De indiener van dit amendement is van mening dat tijdelijke huurcontracten niet de norm moeten zijn of worden, maar slechts moeten worden toegepast als hiervoor een gerechtvaardigd belang bestaat. Een gerechtvaardigd belang kan zijn gelegen in het bestaan van tijdelijke omstandigheden zoals studietijd, zorgafhankelijkheid, landingsplaatsen voor spoedzoekers en wisselwoningen. Op dit moment bestaan er voor toegelaten instellingen maatschappelijk wenselijke uitzonderingen op de vaste huurcontracten. Deze zijn vastgelegd in artikel 22a van de Regeling toegelaten instellingen volkshuisvesting (RTIV). De indiener van dit amendement constateert dat met de huidige formulering in het initiatiefwetsvoorstel deze maatschappelijk wenselijke uitzonderingen dreigen te verdwijnen en acht dit onwenselijk. Dit amendement regelt dat tijdelijke verhuur zonder huurbescherming zoals opgenomen in artikel 22a RTIV mogelijk blijft voor de reeds nu voor toegelaten instellingen aangewezen categorieën personen.

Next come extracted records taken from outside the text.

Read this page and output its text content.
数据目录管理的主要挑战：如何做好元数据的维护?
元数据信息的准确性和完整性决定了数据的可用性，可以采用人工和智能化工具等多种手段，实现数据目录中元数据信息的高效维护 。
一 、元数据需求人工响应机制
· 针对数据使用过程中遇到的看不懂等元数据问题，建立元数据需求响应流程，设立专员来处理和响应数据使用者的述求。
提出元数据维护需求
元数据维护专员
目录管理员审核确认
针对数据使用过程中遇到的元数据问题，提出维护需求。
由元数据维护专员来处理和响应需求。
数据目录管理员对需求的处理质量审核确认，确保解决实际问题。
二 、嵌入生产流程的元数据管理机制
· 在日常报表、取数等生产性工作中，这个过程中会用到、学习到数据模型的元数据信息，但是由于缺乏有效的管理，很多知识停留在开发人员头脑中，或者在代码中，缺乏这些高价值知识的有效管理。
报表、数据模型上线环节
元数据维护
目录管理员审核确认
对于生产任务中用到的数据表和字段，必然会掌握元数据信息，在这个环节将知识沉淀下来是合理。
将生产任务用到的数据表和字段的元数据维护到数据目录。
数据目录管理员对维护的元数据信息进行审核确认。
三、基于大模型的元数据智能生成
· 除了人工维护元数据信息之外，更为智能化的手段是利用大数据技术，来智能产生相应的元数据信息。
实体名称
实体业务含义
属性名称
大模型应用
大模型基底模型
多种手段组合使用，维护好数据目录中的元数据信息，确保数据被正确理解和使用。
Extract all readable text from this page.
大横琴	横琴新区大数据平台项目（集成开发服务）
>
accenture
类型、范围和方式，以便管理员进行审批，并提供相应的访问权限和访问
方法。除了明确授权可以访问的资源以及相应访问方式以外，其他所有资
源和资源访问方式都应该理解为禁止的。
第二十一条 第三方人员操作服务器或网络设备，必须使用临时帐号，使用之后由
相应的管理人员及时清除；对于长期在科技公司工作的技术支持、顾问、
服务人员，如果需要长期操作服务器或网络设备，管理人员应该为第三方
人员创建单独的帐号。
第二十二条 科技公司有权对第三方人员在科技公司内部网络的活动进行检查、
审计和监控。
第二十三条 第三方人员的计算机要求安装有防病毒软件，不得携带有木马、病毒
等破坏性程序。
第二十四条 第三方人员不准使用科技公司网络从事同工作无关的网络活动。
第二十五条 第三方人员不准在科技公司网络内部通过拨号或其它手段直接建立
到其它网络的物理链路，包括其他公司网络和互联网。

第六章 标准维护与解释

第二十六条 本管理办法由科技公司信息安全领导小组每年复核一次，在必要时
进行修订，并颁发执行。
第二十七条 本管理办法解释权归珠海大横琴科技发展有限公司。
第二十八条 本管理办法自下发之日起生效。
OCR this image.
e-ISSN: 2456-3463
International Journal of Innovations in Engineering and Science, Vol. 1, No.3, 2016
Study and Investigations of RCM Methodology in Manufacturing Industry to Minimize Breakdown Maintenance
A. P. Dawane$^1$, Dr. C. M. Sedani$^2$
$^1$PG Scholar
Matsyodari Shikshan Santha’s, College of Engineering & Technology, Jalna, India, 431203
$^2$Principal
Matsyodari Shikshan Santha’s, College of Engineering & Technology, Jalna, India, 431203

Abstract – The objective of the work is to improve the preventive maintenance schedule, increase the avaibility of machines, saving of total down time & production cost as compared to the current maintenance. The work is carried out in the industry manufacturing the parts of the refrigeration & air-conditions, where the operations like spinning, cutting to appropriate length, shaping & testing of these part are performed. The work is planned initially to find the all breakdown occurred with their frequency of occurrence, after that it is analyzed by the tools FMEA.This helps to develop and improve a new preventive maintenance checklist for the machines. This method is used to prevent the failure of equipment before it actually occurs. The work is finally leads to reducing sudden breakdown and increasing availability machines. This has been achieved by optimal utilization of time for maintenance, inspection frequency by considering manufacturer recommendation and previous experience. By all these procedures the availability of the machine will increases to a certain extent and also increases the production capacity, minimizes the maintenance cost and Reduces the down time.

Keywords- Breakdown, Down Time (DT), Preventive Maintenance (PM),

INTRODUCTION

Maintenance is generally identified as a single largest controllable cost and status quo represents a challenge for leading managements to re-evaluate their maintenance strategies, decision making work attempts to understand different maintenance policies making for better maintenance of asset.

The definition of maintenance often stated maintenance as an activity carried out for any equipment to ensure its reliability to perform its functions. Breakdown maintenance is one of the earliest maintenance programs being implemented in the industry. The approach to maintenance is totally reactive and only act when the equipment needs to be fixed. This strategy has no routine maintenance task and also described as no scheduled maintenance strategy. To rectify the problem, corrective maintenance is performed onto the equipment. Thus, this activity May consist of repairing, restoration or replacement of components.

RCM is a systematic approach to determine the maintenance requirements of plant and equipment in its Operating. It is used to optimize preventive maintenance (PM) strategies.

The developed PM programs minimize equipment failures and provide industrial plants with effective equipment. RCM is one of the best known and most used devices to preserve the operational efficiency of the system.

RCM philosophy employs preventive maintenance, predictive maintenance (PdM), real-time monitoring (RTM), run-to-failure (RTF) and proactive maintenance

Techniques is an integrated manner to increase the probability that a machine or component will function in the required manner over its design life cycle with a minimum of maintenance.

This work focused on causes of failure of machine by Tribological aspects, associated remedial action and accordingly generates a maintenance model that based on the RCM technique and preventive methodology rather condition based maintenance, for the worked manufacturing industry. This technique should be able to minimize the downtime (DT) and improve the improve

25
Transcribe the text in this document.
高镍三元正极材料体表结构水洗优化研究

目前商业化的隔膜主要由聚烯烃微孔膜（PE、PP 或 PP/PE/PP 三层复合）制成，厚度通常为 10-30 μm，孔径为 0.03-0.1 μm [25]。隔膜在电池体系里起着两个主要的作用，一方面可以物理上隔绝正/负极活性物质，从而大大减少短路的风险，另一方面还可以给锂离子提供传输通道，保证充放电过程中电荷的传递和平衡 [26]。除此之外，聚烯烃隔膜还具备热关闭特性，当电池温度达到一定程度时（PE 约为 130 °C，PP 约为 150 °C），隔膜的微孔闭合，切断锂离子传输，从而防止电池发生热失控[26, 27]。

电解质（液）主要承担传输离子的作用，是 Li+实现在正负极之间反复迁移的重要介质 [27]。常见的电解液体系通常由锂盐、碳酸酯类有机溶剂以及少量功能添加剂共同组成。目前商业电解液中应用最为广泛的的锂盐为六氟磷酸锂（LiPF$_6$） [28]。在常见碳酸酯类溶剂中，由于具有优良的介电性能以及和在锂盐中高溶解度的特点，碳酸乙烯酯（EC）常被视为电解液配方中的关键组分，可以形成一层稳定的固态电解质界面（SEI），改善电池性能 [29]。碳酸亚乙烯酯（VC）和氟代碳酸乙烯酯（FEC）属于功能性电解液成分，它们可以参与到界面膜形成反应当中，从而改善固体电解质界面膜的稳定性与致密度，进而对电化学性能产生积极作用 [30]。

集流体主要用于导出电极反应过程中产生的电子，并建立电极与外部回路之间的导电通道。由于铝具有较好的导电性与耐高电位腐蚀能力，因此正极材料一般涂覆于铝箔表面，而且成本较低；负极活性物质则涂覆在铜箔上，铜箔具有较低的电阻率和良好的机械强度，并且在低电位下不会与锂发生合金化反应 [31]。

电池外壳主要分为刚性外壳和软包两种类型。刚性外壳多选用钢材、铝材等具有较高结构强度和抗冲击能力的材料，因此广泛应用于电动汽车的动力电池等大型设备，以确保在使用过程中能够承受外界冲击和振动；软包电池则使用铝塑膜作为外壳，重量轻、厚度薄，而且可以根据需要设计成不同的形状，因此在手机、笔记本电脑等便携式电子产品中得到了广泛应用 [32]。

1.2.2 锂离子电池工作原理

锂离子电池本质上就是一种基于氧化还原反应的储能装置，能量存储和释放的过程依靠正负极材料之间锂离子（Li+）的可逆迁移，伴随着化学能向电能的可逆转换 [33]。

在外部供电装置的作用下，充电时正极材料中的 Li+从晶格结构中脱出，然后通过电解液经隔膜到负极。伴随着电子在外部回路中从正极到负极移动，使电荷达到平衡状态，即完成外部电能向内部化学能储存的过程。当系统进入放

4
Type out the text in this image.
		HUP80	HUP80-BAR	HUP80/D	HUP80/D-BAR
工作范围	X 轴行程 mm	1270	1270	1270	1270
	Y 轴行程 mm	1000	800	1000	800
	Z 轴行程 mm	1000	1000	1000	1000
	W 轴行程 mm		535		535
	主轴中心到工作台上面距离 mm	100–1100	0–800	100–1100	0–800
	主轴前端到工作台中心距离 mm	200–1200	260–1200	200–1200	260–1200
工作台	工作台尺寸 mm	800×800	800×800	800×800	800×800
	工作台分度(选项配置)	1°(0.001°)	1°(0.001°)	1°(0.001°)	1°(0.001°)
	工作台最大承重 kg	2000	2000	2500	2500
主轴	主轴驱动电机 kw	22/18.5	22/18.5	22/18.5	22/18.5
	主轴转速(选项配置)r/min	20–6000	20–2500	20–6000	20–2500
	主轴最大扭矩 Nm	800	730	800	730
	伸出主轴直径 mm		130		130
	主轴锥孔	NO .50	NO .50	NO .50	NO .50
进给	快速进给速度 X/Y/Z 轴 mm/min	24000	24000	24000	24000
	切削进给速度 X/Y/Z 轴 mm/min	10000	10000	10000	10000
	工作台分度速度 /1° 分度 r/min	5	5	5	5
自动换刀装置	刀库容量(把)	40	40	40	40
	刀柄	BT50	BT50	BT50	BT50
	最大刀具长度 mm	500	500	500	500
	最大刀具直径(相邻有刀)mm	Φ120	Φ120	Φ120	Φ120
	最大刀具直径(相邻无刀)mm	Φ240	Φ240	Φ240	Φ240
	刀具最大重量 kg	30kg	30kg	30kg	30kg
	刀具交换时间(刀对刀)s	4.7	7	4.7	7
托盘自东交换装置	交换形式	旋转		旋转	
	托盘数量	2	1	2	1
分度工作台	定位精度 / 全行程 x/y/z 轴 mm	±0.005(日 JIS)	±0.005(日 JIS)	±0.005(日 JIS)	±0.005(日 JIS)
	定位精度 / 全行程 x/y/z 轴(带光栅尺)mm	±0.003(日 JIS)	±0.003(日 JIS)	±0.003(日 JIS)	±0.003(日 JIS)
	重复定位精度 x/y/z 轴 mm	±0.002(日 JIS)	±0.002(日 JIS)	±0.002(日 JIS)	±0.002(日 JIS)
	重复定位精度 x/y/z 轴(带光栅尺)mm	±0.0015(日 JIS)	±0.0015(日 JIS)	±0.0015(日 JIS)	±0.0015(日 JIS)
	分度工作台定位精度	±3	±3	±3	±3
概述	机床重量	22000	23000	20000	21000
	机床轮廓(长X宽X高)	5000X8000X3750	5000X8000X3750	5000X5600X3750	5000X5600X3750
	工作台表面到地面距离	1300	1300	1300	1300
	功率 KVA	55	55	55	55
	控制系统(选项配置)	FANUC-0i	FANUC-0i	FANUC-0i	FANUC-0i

Tevens regelt dit amendement dat particuliere verhuurders, onder dezelfde voorwaarden als de toegelaten instellingen, de mogelijkheid krijgen om deze specifieke tijdelijke contracten aan te bieden. Zodoende wordt gezorgd voor voldoende woonruimte voor huurders in een sociale noodsituatie en huurders die afkomstig zijn uit de maatschappelijk opvang die een urgente huisvestingsbehoefte hebben, buitenlandse studenten en docenten, weeskinderen, huurders die tijdelijke een andere woonruimte moeten betrekken vanwege uitvoering van werkzaamheden, en huurders met wie de toegelaten instellingen een tweede- of laatste kans-huurovereenkomst aangaat, of met wie een tijdelijke huurovereenkomst gecombineerd met begeleiding wordt afgesloten.